Regardless of what side of the conflict you are on, it is undeniable that the negative impact on individuals is universal. This leads us to Caterpillar from the prominent literary figure Edogowa Rampo, a macabre tale of a man who comes back a shell of his former self after serving In the Japanese Army. Caterpillar would go on to be adapted into film as well as manga, the subject of this article.
Personally, this is one of the most difficult stories for me from Rampo. One of the most accomplished mangaka in the Erotic Grotesque movement adapting the tale had me simultaneously excited and weary to dive in.

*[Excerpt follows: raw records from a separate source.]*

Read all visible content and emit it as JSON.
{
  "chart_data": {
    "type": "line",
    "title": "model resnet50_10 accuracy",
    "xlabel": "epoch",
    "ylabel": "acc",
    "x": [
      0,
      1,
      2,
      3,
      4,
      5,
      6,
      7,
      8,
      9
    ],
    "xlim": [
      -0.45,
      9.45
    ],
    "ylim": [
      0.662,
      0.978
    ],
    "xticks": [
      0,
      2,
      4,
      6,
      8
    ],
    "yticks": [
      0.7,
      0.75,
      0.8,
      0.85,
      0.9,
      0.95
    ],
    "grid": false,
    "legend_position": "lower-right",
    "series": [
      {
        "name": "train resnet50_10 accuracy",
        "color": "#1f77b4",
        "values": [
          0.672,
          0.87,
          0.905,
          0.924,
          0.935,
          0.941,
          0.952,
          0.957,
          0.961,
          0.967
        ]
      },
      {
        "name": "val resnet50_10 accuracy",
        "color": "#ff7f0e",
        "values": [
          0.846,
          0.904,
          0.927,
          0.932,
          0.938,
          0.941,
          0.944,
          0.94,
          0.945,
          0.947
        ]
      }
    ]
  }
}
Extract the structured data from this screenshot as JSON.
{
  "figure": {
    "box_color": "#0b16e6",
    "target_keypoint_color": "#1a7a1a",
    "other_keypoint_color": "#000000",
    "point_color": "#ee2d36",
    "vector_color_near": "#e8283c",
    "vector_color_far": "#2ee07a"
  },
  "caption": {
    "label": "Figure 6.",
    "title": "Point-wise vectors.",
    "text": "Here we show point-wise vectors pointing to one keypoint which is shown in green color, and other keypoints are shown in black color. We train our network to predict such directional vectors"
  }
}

A woman is tasked with taking care of her partner who lost his limbs and ability to speak after getting hit with artillery during the war. Living in a small village, the two are given free rent and a pittance towards financial aid. Unfortunately, as people begin to try to move on from the war, they also begin to pay less attention to the couple. Resentment begins to grow as a sense of duty dissolves into contempt at the existence of having to take care of the physical and mental needs of someone who is no longer recognizable as a human.
What I liked about It
Maruo’s skill as an artist is without comparison, a true master of the craft. In addition, his skill in focusing on erotica and horror makes him the perfect one to adapt such a work that explore both extreme violence and sexual lust. Fluctuating between graphic sex and visions of death on the battlefield, the work is as impactful to its anti-war message as it is mesmerizing in it morbidity.

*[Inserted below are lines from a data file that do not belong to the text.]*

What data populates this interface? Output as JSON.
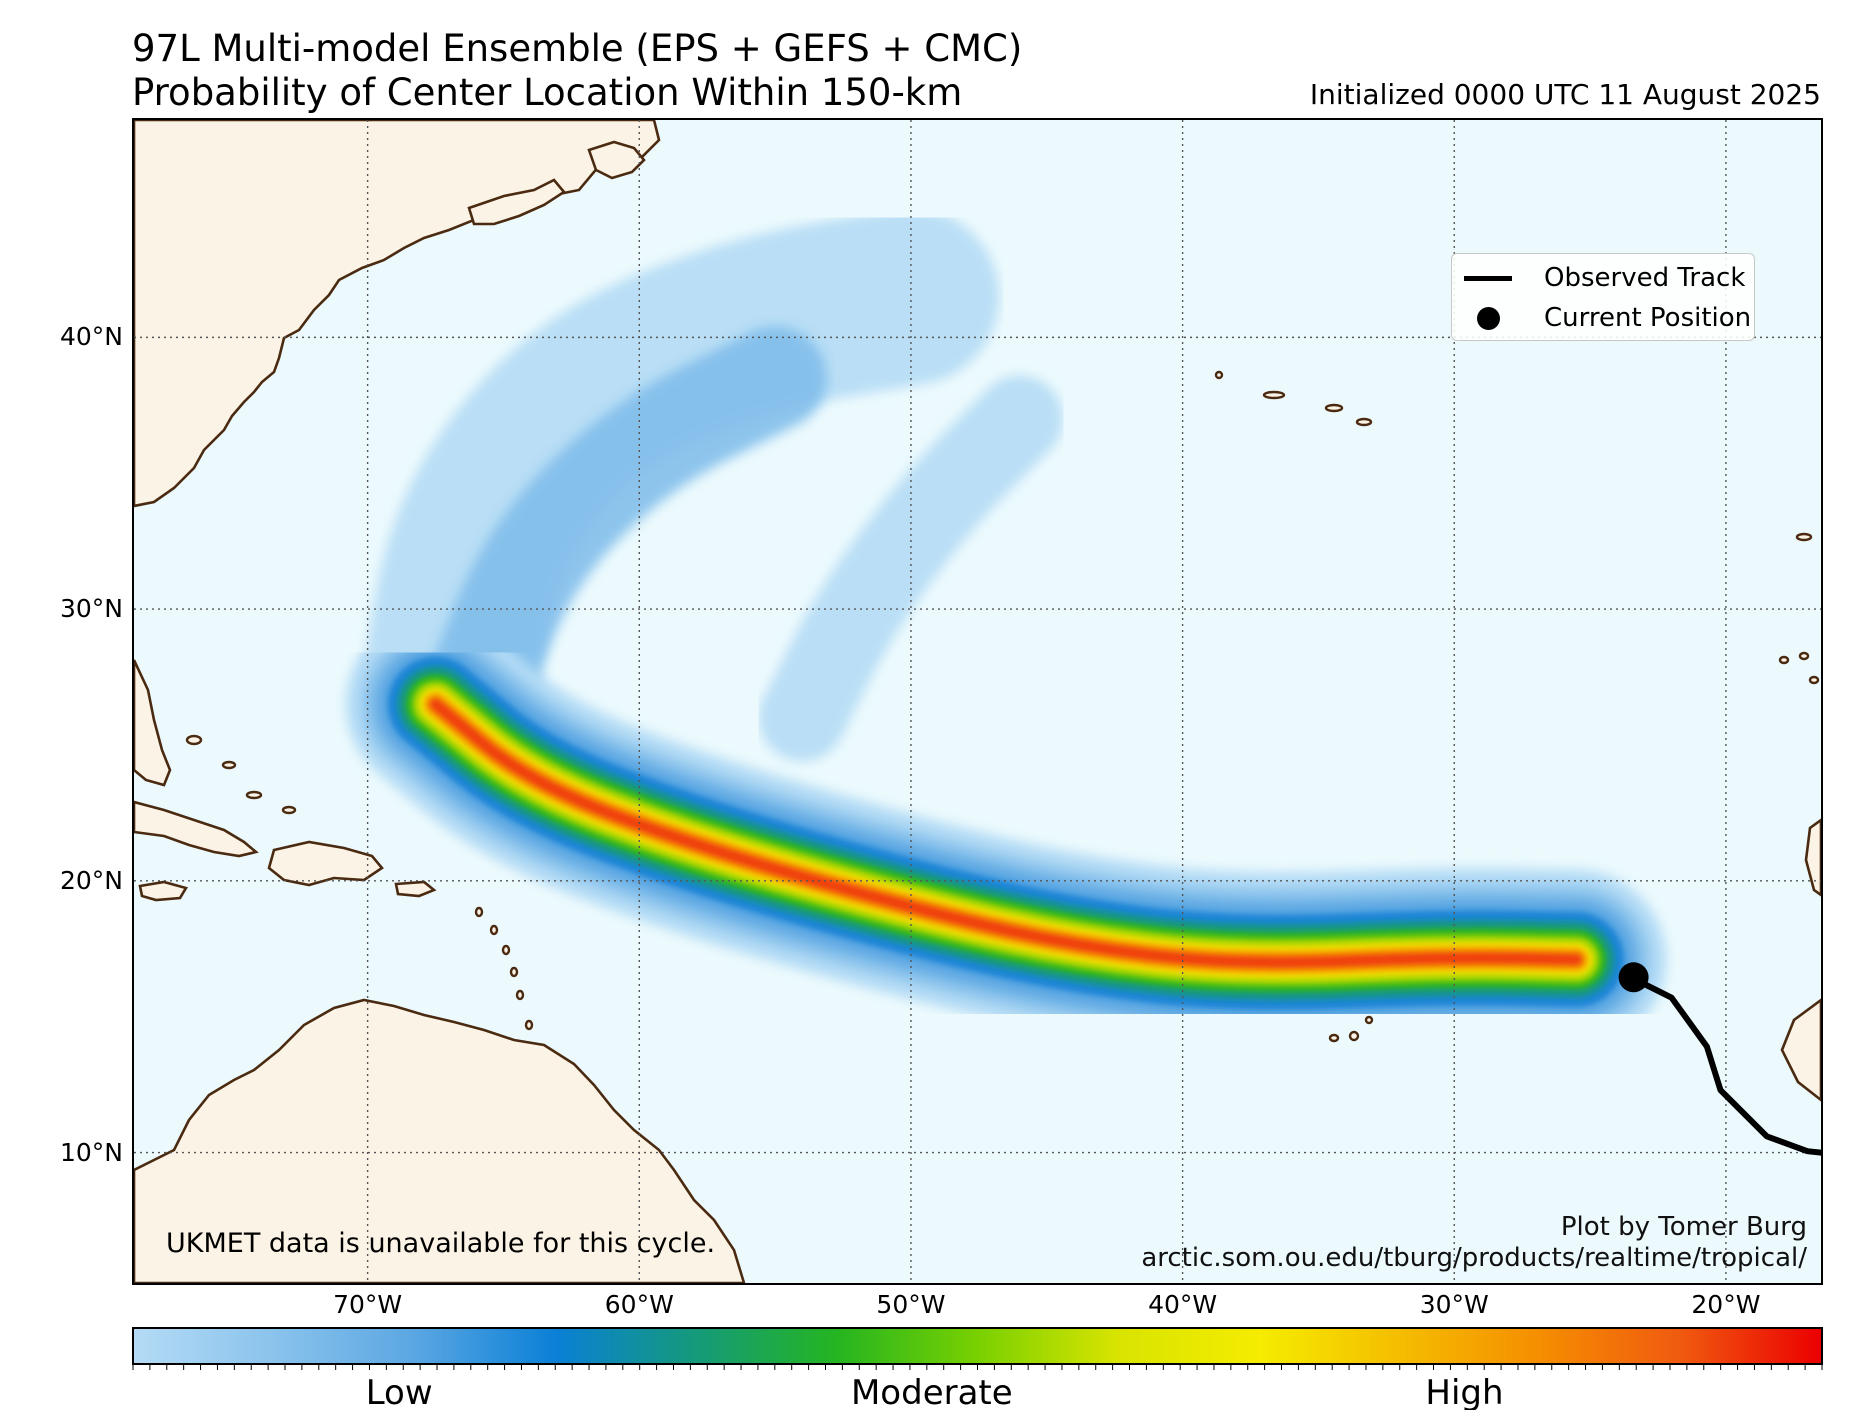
{
  "title": {
    "line1": "97L Multi-model Ensemble (EPS + GEFS + CMC)",
    "line2": "Probability of Center Location Within 150-km",
    "initialized": "Initialized 0000 UTC 11 August 2025"
  },
  "map": {
    "extent": {
      "lon_min": -78.6,
      "lon_max": -16.5,
      "lat_min": 5.2,
      "lat_max": 48.0
    },
    "lat_labels": [
      {
        "lat": 40,
        "text": "40°N"
      },
      {
        "lat": 30,
        "text": "30°N"
      },
      {
        "lat": 20,
        "text": "20°N"
      },
      {
        "lat": 10,
        "text": "10°N"
      }
    ],
    "lon_labels": [
      {
        "lon": -70,
        "text": "70°W"
      },
      {
        "lon": -60,
        "text": "60°W"
      },
      {
        "lon": -50,
        "text": "50°W"
      },
      {
        "lon": -40,
        "text": "40°W"
      },
      {
        "lon": -30,
        "text": "30°W"
      },
      {
        "lon": -20,
        "text": "20°W"
      }
    ],
    "ocean_color": "#ecfafd",
    "land_color": "#fbf3e6",
    "coast_color": "#4a2a10",
    "observed_track": [
      {
        "lon": -16.5,
        "lat": 10.0
      },
      {
        "lon": -17.0,
        "lat": 10.05
      },
      {
        "lon": -18.5,
        "lat": 10.6
      },
      {
        "lon": -20.2,
        "lat": 12.3
      },
      {
        "lon": -20.7,
        "lat": 13.9
      },
      {
        "lon": -22.0,
        "lat": 15.7
      },
      {
        "lon": -23.4,
        "lat": 16.4
      }
    ],
    "current_position": {
      "lon": -23.4,
      "lat": 16.45
    },
    "probability_bands": {
      "centerline": [
        {
          "lon": -67.5,
          "lat": 26.5
        },
        {
          "lon": -64.0,
          "lat": 23.6
        },
        {
          "lon": -58.0,
          "lat": 21.3
        },
        {
          "lon": -50.0,
          "lat": 19.0
        },
        {
          "lon": -44.0,
          "lat": 17.6
        },
        {
          "lon": -38.0,
          "lat": 16.9
        },
        {
          "lon": -30.0,
          "lat": 17.2
        },
        {
          "lon": -25.5,
          "lat": 17.1
        }
      ],
      "levels": [
        {
          "half_width_deg": 3.3,
          "color": "#b4dbf5"
        },
        {
          "half_width_deg": 2.7,
          "color": "#8ac3ec"
        },
        {
          "half_width_deg": 2.2,
          "color": "#5aa6e2"
        },
        {
          "half_width_deg": 1.75,
          "color": "#1a85d6"
        },
        {
          "half_width_deg": 1.4,
          "color": "#12958a"
        },
        {
          "half_width_deg": 1.1,
          "color": "#2eb51c"
        },
        {
          "half_width_deg": 0.85,
          "color": "#a2d400"
        },
        {
          "half_width_deg": 0.62,
          "color": "#f0e000"
        },
        {
          "half_width_deg": 0.42,
          "color": "#f5a000"
        },
        {
          "half_width_deg": 0.22,
          "color": "#f04010"
        }
      ]
    }
  },
  "legend": {
    "observed_track": "Observed Track",
    "current_position": "Current Position"
  },
  "credits": {
    "author": "Plot by Tomer Burg",
    "url": "arctic.som.ou.edu/tburg/products/realtime/tropical/",
    "ukmet_note": "UKMET data is unavailable for this cycle."
  },
  "colorbar": {
    "colors": [
      "#b4dbf5",
      "#8ac3ec",
      "#5aa6e2",
      "#0a80d6",
      "#159a7a",
      "#25b520",
      "#79d000",
      "#d8e400",
      "#f5ec00",
      "#f5bd00",
      "#f58e00",
      "#f05a10",
      "#eb0000"
    ],
    "labels": [
      {
        "position": 0.158,
        "text": "Low"
      },
      {
        "position": 0.473,
        "text": "Moderate"
      },
      {
        "position": 0.788,
        "text": "High"
      }
    ]
  }
}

There are a few panels that are pretty draw dropping, including a nightmare vision of the woman being approached by unknown assailants while laying naked atop a heap of mangled naked corpses – behind her they form a large pillar of dead soldiers. Say what you want about the content, Maruo always knows how to make an impact in any work he touches.
The narrative paired with the art captures the feeling of growing disgust and a sense of abandonment leading to its tragic yet inevitable conclusion. Thankfully, the sensational art of Maruo does not actually distract from the implicit message.

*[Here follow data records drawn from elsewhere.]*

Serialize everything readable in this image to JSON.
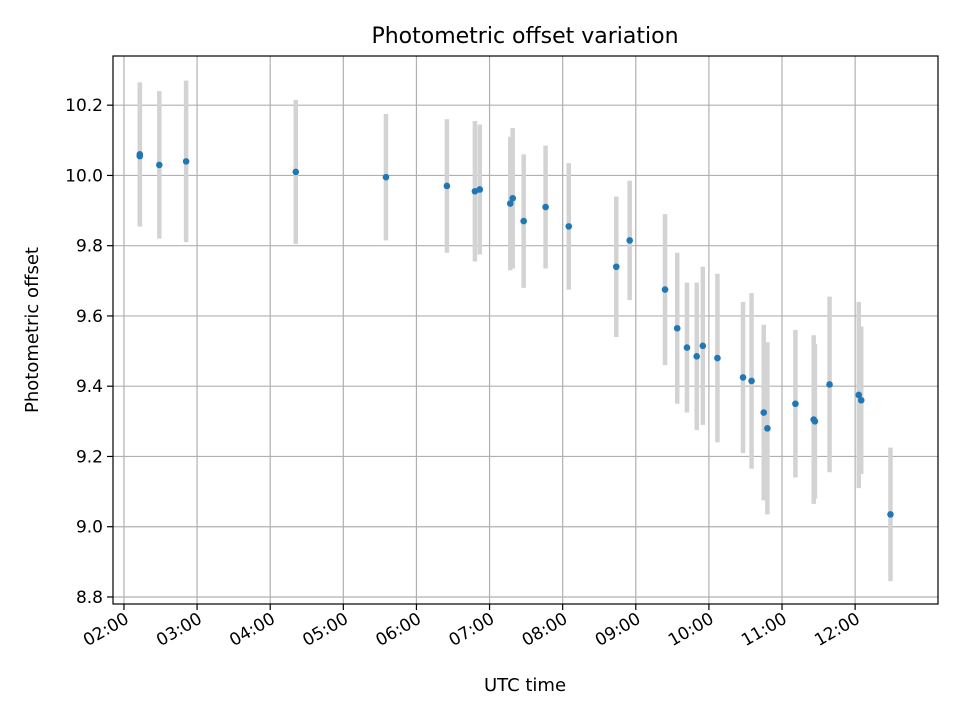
{
  "chart_data": {
    "type": "scatter",
    "title": "Photometric offset variation",
    "xlabel": "UTC time",
    "ylabel": "Photometric offset",
    "grid": true,
    "xlim": [
      "01:51",
      "13:08"
    ],
    "ylim": [
      8.78,
      10.34
    ],
    "x_ticks": [
      "02:00",
      "03:00",
      "04:00",
      "05:00",
      "06:00",
      "07:00",
      "08:00",
      "09:00",
      "10:00",
      "11:00",
      "12:00"
    ],
    "y_ticks": [
      8.8,
      9.0,
      9.2,
      9.4,
      9.6,
      9.8,
      10.0,
      10.2
    ],
    "y_tick_labels": [
      "8.8",
      "9.0",
      "9.2",
      "9.4",
      "9.6",
      "9.8",
      "10.0",
      "10.2"
    ],
    "point_color": "#1f77b4",
    "errorbar_color": "#d3d3d3",
    "points": [
      {
        "x": "02:13",
        "y": 10.06,
        "err": 0.205
      },
      {
        "x": "02:13",
        "y": 10.055,
        "err": 0.2
      },
      {
        "x": "02:29",
        "y": 10.03,
        "err": 0.21
      },
      {
        "x": "02:51",
        "y": 10.04,
        "err": 0.23
      },
      {
        "x": "04:21",
        "y": 10.01,
        "err": 0.205
      },
      {
        "x": "05:35",
        "y": 9.995,
        "err": 0.18
      },
      {
        "x": "06:25",
        "y": 9.97,
        "err": 0.19
      },
      {
        "x": "06:48",
        "y": 9.955,
        "err": 0.2
      },
      {
        "x": "06:52",
        "y": 9.96,
        "err": 0.185
      },
      {
        "x": "07:17",
        "y": 9.92,
        "err": 0.19
      },
      {
        "x": "07:19",
        "y": 9.935,
        "err": 0.2
      },
      {
        "x": "07:28",
        "y": 9.87,
        "err": 0.19
      },
      {
        "x": "07:46",
        "y": 9.91,
        "err": 0.175
      },
      {
        "x": "08:05",
        "y": 9.855,
        "err": 0.18
      },
      {
        "x": "08:44",
        "y": 9.74,
        "err": 0.2
      },
      {
        "x": "08:55",
        "y": 9.815,
        "err": 0.17
      },
      {
        "x": "09:24",
        "y": 9.675,
        "err": 0.215
      },
      {
        "x": "09:34",
        "y": 9.565,
        "err": 0.215
      },
      {
        "x": "09:42",
        "y": 9.51,
        "err": 0.185
      },
      {
        "x": "09:50",
        "y": 9.485,
        "err": 0.21
      },
      {
        "x": "09:55",
        "y": 9.515,
        "err": 0.225
      },
      {
        "x": "10:07",
        "y": 9.48,
        "err": 0.24
      },
      {
        "x": "10:28",
        "y": 9.425,
        "err": 0.215
      },
      {
        "x": "10:35",
        "y": 9.415,
        "err": 0.25
      },
      {
        "x": "10:45",
        "y": 9.325,
        "err": 0.25
      },
      {
        "x": "10:48",
        "y": 9.28,
        "err": 0.245
      },
      {
        "x": "11:11",
        "y": 9.35,
        "err": 0.21
      },
      {
        "x": "11:26",
        "y": 9.305,
        "err": 0.24
      },
      {
        "x": "11:27",
        "y": 9.3,
        "err": 0.22
      },
      {
        "x": "11:39",
        "y": 9.405,
        "err": 0.25
      },
      {
        "x": "12:03",
        "y": 9.375,
        "err": 0.265
      },
      {
        "x": "12:05",
        "y": 9.36,
        "err": 0.21
      },
      {
        "x": "12:29",
        "y": 9.035,
        "err": 0.19
      }
    ]
  }
}
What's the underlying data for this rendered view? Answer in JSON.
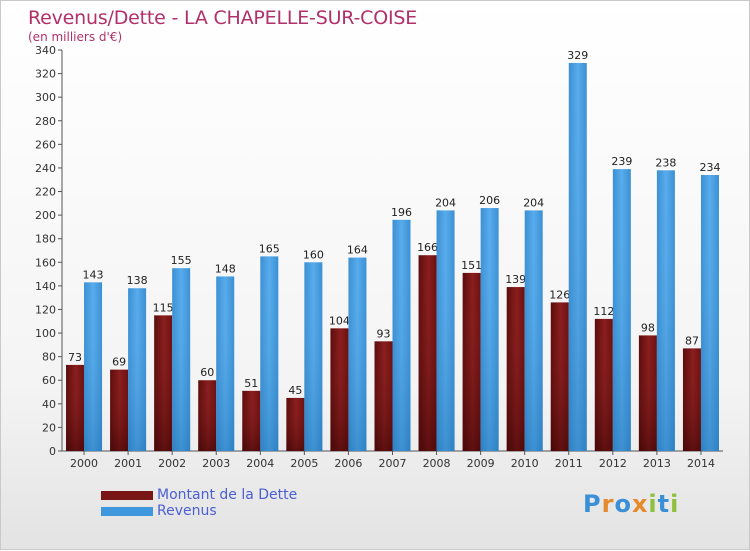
{
  "chart_data": {
    "type": "bar",
    "title": "Revenus/Dette - LA CHAPELLE-SUR-COISE",
    "subtitle": "(en milliers d'€)",
    "categories": [
      "2000",
      "2001",
      "2002",
      "2003",
      "2004",
      "2005",
      "2006",
      "2007",
      "2008",
      "2009",
      "2010",
      "2011",
      "2012",
      "2013",
      "2014"
    ],
    "series": [
      {
        "name": "Montant de la Dette",
        "color": "#7a1515",
        "values": [
          73,
          69,
          115,
          60,
          51,
          45,
          104,
          93,
          166,
          151,
          139,
          126,
          112,
          98,
          87
        ]
      },
      {
        "name": "Revenus",
        "color": "#3f98dd",
        "values": [
          143,
          138,
          155,
          148,
          165,
          160,
          164,
          196,
          204,
          206,
          204,
          329,
          239,
          238,
          234
        ]
      }
    ],
    "ylim": [
      0,
      340
    ],
    "ytick_step": 20,
    "grid": false,
    "legend_position": "bottom-left"
  },
  "logo": {
    "text": "Proxiti",
    "chars": [
      "P",
      "r",
      "o",
      "x",
      "i",
      "t",
      "i"
    ]
  }
}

What I Did Not Like About It
This is a tricky question, as even talking about the work in terms of ‘like’ and ‘dislike’ don’t seem entirely apt for a work of this ilk. Sex and violence in such a graphic fashion is bound to create a degree of dislike on a visceral level. However, when this is the intent of the work, it seems inane to put something down unless the reader themselves has a sensitive disposition that pushes the work more towards pornography than art deserving merit.
It is also possible to nitpick a bit on the material. As far as adaptations of the original go, I prefer the movie from Koji Wakamatsu slightly. Furthermore, if I were asked to recommend the best of Maruo, this title would probably not be my first choice. Although with that said, I really did not dislike anything about this particular project.
Maruo and Rampo are a perfect match, and this is not the only adaptation that the mangaka has tackled of the prominent literary figure. In many ways, Maruo seems inspired by the author not just in choosing to cover but reflecting a deep understanding of the work. If you are fan of either, this is the perfect amalgamation of the macabre, commentary and art. The work also captures how the horrors of war linger long after the parades and praise have lost social importance – a message of importance which will always be relevant.